Synergistic Reinforcing of Immunogenic Cell Death and Transforming Tumor‐Associated Macrophages Via a Multifunctional Cascade Bioreactor for Optimizing Cancer Immunotherapy

• Published in: Advanced materials (Weinheim) Vol. 34; no. 51; pp. e2207593 - n/a
• Main Authors: Huang, Cong, Lin, Bingquan, Chen, Chuyao, Wang, Huaiming, Lin, Xiaosheng, Liu, Jiamin, Ren, Qingfan, Tao, Jia, Zhao, Peng, Xu, Yikai
• Format: Journal Article
• Language: English
• Published: Germany Wiley Subscription Services, Inc 01.12.2022
• Subjects: Apoptosis; Bioreactors; Calcium ions; calcium‐ion overload; Cell death; Cell Line, Tumor; Copper sulfides; Damage patterns; damage‐associated molecular patterns; Humans; Immunogenic Cell Death; Immunotherapy; Immunotherapy - methods; Irradiation; Macrophages; Manganese Compounds; Manganese dioxide; Materials science; Mitochondria; Mitochondrial DNA; Nanocomposites; Nanoparticles; Near infrared radiation; Neoplasms - therapy; Oxides - pharmacology; Photochemotherapy - methods; Photodynamic therapy; Tumor Microenvironment; Tumor-Associated Macrophages; calcium-ion overload; damage-associated molecular patterns; photodynamic therapy; immunotherapy; tumor-associated macrophages
• ISSN: 0935-9648; 1521-4095; 1521-4095
• DOI: 10.1002/adma.202207593

Immunogenic cell death (ICD) has aroused widespread attention because it can reconstruct a tumor microenvironment and activate antitumor immunity. This study proposes a two‐way enhancement of ICD based on a CaO2@CuS–MnO2@HA (CCMH) nanocomposite to overcome the insufficient damage‐associated molecular patterns (DAMPs) of conventional ICD‐inducers.

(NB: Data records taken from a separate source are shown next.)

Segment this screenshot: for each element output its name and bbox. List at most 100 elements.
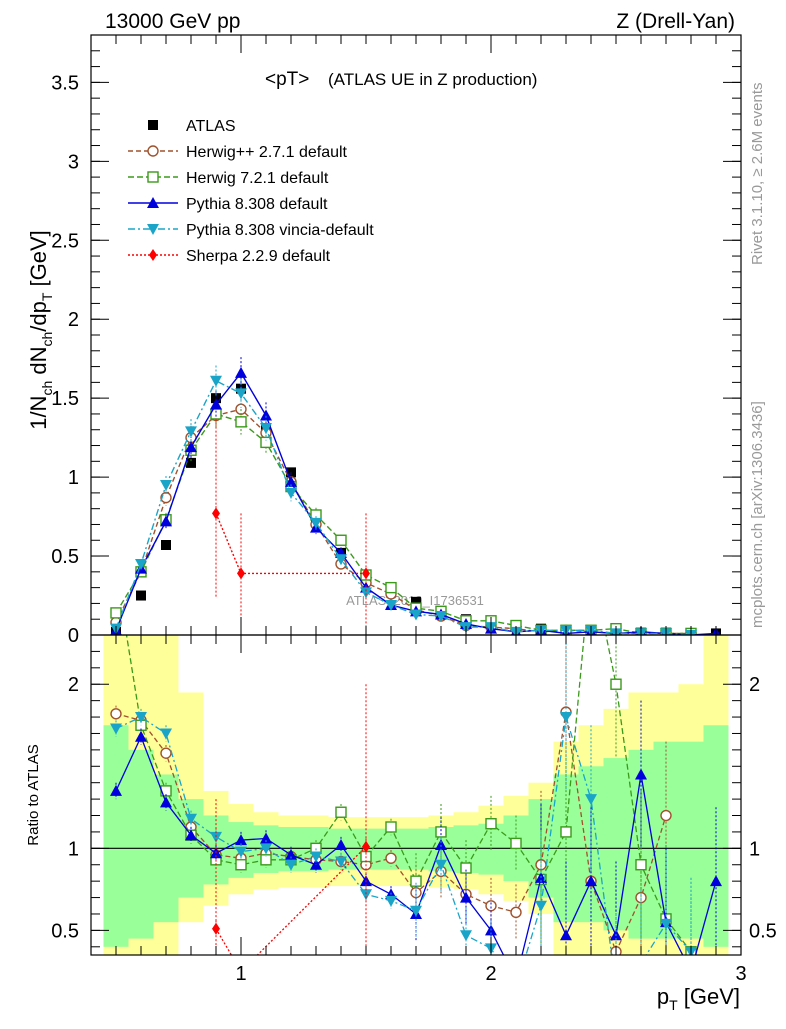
ratio-point	[560, 929, 572, 941]
ratio-point	[660, 918, 672, 930]
data-point	[211, 393, 221, 404]
x-tick-label: 3	[735, 963, 746, 985]
data-point	[110, 607, 122, 619]
ratio-y-tick-label-right: 2	[749, 674, 760, 696]
ratio-point	[710, 875, 722, 887]
legend-label: ATLAS	[186, 118, 236, 135]
ratio-point	[110, 723, 122, 735]
y-tick-label: 1.5	[51, 388, 79, 410]
ratio-y-tick-label: 2	[68, 674, 79, 696]
ratio-point	[510, 906, 522, 919]
main-title: <pT>	[265, 69, 309, 90]
legend-entry: Pythia 8.308 default	[128, 196, 328, 213]
ratio-point	[335, 839, 347, 851]
y-axis-title-top: 1/Nch dNch/dpT [GeV]	[26, 230, 55, 430]
y-tick-label: 3.5	[51, 72, 79, 94]
data-point	[360, 587, 372, 599]
ratio-point	[235, 859, 247, 871]
svg-text:pT [GeV]: pT [GeV]	[657, 984, 740, 1013]
legend-entry: Herwig 7.2.1 default	[128, 170, 329, 187]
ratio-point	[235, 834, 247, 846]
y-axis-title-bottom: Ratio to ATLAS	[25, 744, 42, 845]
data-point	[235, 388, 247, 400]
data-point	[260, 409, 272, 421]
ratio-point	[260, 854, 272, 866]
data-point	[210, 398, 222, 410]
ratio-point	[235, 846, 247, 858]
data-point	[185, 441, 197, 453]
ratio-point	[660, 809, 672, 822]
rivet-label: Rivet 3.1.10, ≥ 2.6M events	[749, 83, 766, 266]
legend-label: Herwig 7.2.1 default	[186, 170, 329, 187]
legend-label: Pythia 8.308 default	[186, 196, 328, 213]
ratio-point	[260, 832, 272, 844]
data-point	[411, 596, 421, 607]
ratio-point	[362, 840, 370, 853]
ratio-point	[110, 784, 122, 796]
legend-marker	[147, 145, 159, 157]
band-inner-bin	[128, 749, 154, 939]
ratio-line	[115, 712, 667, 954]
ratio-point	[110, 708, 122, 720]
ratio-point	[185, 813, 197, 825]
ratio-point	[560, 712, 572, 724]
ratio-point	[160, 796, 172, 808]
ratio-point	[385, 821, 397, 833]
ratio-point	[111, 564, 121, 574]
ratio-y-tick-label: 0.5	[51, 920, 79, 942]
data-point	[235, 416, 247, 428]
legend-entry: ATLAS	[148, 118, 236, 135]
ratio-point	[210, 831, 222, 843]
ratio-y-tick-label-right: 1	[749, 838, 760, 860]
ratio-point	[535, 900, 547, 912]
data-point	[385, 600, 397, 611]
ratio-y-tick-label-right: 0.5	[749, 920, 777, 942]
data-point	[435, 611, 447, 623]
y-tick-label: 2	[68, 309, 79, 331]
ratio-point	[160, 747, 172, 759]
legend-marker	[149, 249, 157, 261]
ratio-point	[485, 900, 497, 912]
band-inner-bin	[678, 741, 704, 939]
ratio-point	[585, 794, 597, 806]
legend-entry: Pythia 8.308 vincia-default	[128, 222, 374, 239]
data-point	[210, 375, 222, 387]
ratio-point	[135, 730, 147, 742]
band-inner-bin	[603, 758, 629, 931]
data-point	[385, 581, 397, 594]
ratio-point	[285, 859, 297, 871]
data-point	[285, 475, 297, 487]
legend-entry: Herwig++ 2.7.1 default	[128, 144, 348, 161]
ratio-point	[460, 862, 472, 874]
ratio-point	[485, 818, 497, 830]
data-point	[286, 467, 296, 478]
y-tick-label: 0	[68, 625, 79, 647]
ratio-point	[260, 843, 272, 855]
data-point	[235, 366, 247, 378]
legend-marker	[147, 171, 159, 183]
y-tick-label: 0.5	[51, 546, 79, 568]
ratio-point	[160, 728, 172, 740]
ratio-point	[586, 556, 596, 566]
y-tick-label: 2.5	[51, 230, 79, 252]
ratio-point	[310, 851, 322, 863]
y-tick-label: 1	[68, 467, 79, 489]
x-tick-label: 1	[235, 963, 246, 985]
x-tick-label: 2	[485, 963, 496, 985]
data-point	[136, 590, 146, 601]
ratio-point	[335, 856, 347, 868]
ratio-line	[215, 846, 367, 955]
ratio-point	[635, 768, 647, 780]
ratio-point	[360, 889, 372, 901]
ratio-point	[285, 848, 297, 860]
ratio-point	[410, 905, 422, 917]
ratio-point	[510, 974, 522, 985]
data-point	[160, 480, 172, 491]
series-square	[111, 383, 721, 635]
data-point	[310, 517, 322, 529]
ratio-point	[185, 829, 197, 841]
ratio-point	[635, 859, 647, 871]
data-point	[335, 554, 347, 566]
ratio-point	[610, 678, 622, 690]
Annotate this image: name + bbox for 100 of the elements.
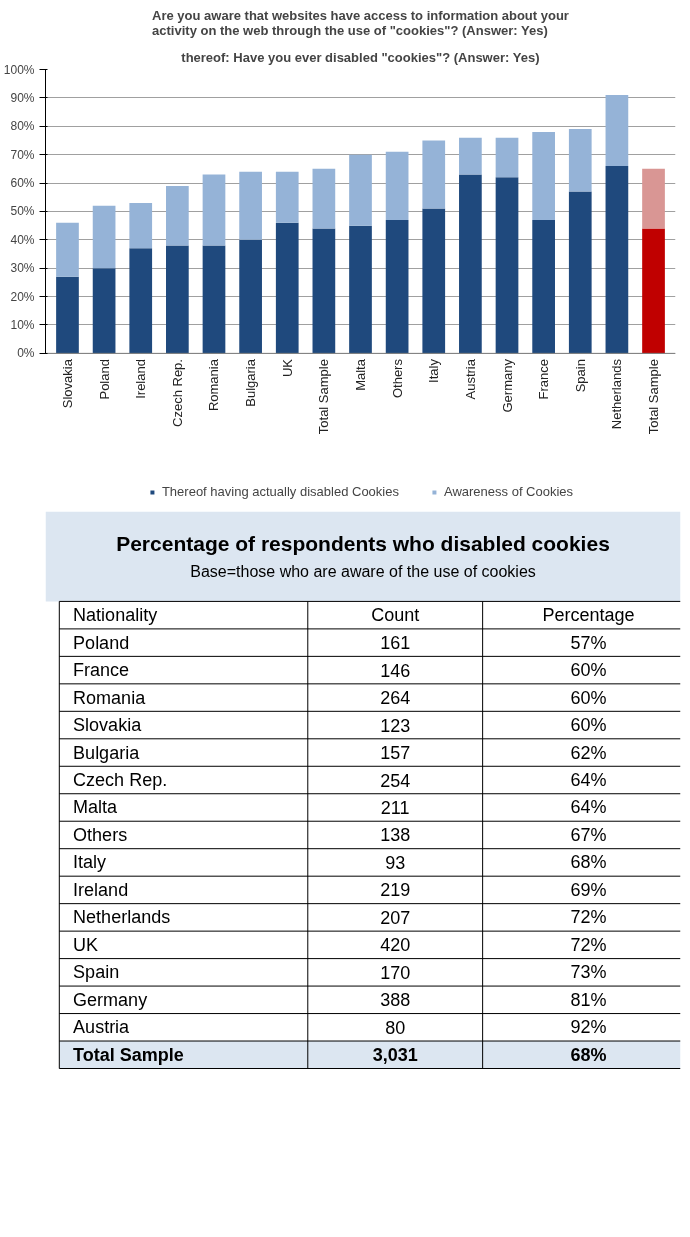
data-label: 60% [570,687,607,708]
x-tick-label: Netherlands [609,358,625,430]
bar [166,185,189,246]
bar [312,228,336,354]
bar [495,137,519,178]
bar [532,131,555,220]
bar [495,177,519,354]
data-label: 146 [380,660,411,681]
text: Base=those who are aware of the use of cookies [190,562,536,580]
x-tick-label: UK [279,358,295,378]
data-label: 219 [380,880,411,901]
x-tick-label: Czech Rep. [169,359,185,427]
x-tick-label: Total Sample [316,359,332,435]
x-tick-label: France [536,359,552,400]
category-label: Poland [73,632,130,653]
data-label: 93 [385,852,406,873]
data-label: 67% [570,824,607,845]
category-label: Czech Rep. [73,770,168,791]
bar [642,228,665,354]
bar [422,208,446,354]
x-tick-label: Romania [206,358,222,412]
bar [202,174,226,246]
y-tick-label: 10% [10,317,35,332]
category-label: Romania [73,687,147,708]
y-tick-label: 40% [10,232,35,247]
category-label: Total Sample [73,1044,184,1065]
data-label: 123 [380,715,411,736]
category-label: Netherlands [73,907,171,928]
data-label: 207 [380,907,411,928]
data-label: 254 [380,770,411,791]
y-tick-label: 80% [10,119,35,134]
category-label: Germany [73,989,148,1010]
x-tick-label: Poland [96,359,112,400]
bar [422,140,446,209]
data-label: 69% [570,879,607,900]
bar [568,191,592,354]
y-tick-label: 0% [17,346,35,361]
y-tick-label: 60% [10,176,35,191]
x-tick-label: Bulgaria [243,358,259,407]
data-label: 68% [570,1044,607,1065]
data-label: 388 [380,990,411,1011]
bar [129,248,153,354]
data-label: 72% [570,907,607,928]
bar [275,171,299,223]
x-tick-label: Ireland [133,359,149,399]
bar [605,166,629,354]
bar [92,205,116,269]
data-label: 73% [570,962,607,983]
y-tick-label: 30% [10,261,35,276]
data-label: 161 [380,633,411,654]
y-tick-label: 90% [10,90,35,105]
y-tick-label: 20% [10,289,35,304]
x-tick-label: Austria [462,358,478,400]
category-label: Bulgaria [73,742,141,763]
chart-subtitle: thereof: Have you ever disabled "cookies"? (Answer: Yes) [181,49,540,65]
text: Percentage [542,605,635,626]
bar [166,245,189,354]
text: Count [371,605,420,626]
bar [56,222,79,277]
bar [605,95,629,167]
bar [349,154,372,226]
bar [239,239,262,354]
category-label: France [73,660,130,681]
category-label: Malta [73,797,119,818]
bar [92,268,116,354]
y-tick-label: 100% [3,62,35,77]
data-label: 3,031 [372,1045,418,1066]
data-label: 157 [380,743,411,764]
bar [532,219,555,354]
data-label: 80 [385,1017,406,1038]
legend-label: Thereof having actually disabled Cookies [161,484,399,499]
y-tick-label: 50% [10,204,35,219]
text: Percentage of respondents who disabled cookies [116,531,610,555]
category-label: Austria [73,1017,131,1038]
text: Nationality [73,605,158,626]
bar [129,202,153,249]
data-label: 60% [570,660,607,681]
data-label: 72% [570,934,607,955]
data-label: 170 [380,962,411,983]
data-label: 92% [570,1017,607,1038]
x-tick-label: Germany [499,358,515,413]
category-label: Others [73,824,128,845]
x-tick-label: Spain [572,359,588,393]
data-label: 138 [380,825,411,846]
bar [275,222,299,354]
category-label: Slovakia [73,715,143,736]
data-label: 81% [570,989,607,1010]
chart-title: Are you aware that websites have access to information about your activity on the web through the use of "cookies"? (Answer: Yes) [152,7,569,38]
bar [239,171,262,240]
bar [56,276,79,354]
y-tick-label: 70% [10,147,35,162]
bar [385,151,409,220]
data-label: 64% [570,770,607,791]
data-label: 62% [570,742,607,763]
data-label: 420 [380,935,411,956]
category-label: UK [73,934,99,955]
category-label: Spain [73,962,120,983]
bar [202,245,226,354]
x-tick-label: Italy [426,358,442,383]
data-label: 264 [380,688,411,709]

The near‐infrared (NIR) irradiation (1064 nm) of CuS nanoparticles generates 1O2 through photodynamic therapy (PDT) to trigger ICD, and it also damages the Ca2+ buffer function of mitochondria. Additionally, CaO2 nanoparticles react with H2O to produce a large amount of O2 and Ca2+, which respectively lead to enhanced PDT and Ca2+ overload during mitochondrial damage, thereby triggering a robust ICD activation. Moreover, oxidative‐damaged mitochondrial DNA, induced by PDT and released from tumor cells, reprograms the immunosuppressive tumor microenvironment by transforming tumor‐associated macrophages to the M1 subphenotype. This study shows that CCMH with NIR‐II irradiation can elicit adequate DAMPs and an active tumor‐immune microenvironment for both 4T1 and CT26 tumor models. Combining this method with an immune checkpoint blockade can realize an improved immunotherapy efficacy and long‐term protection effect for body. A CaO2@CuS–MnO2@HA (CCMH) nanocomposite is developed to achieve the two‐way enhancement of Ca2+ overload and photodynamic therapy related immunogenic cell death, by disrupting the mitochondrial Ca2+ buffering capacity and allaying hypoxia. Moreover, the subsequently escaped oxidatively damaged mitochondrial DNA is able to activate M1 polarization of tumor associated macrophages. Combining CCMH with aPD‐L1 significantly improves immunotherapy efficacy.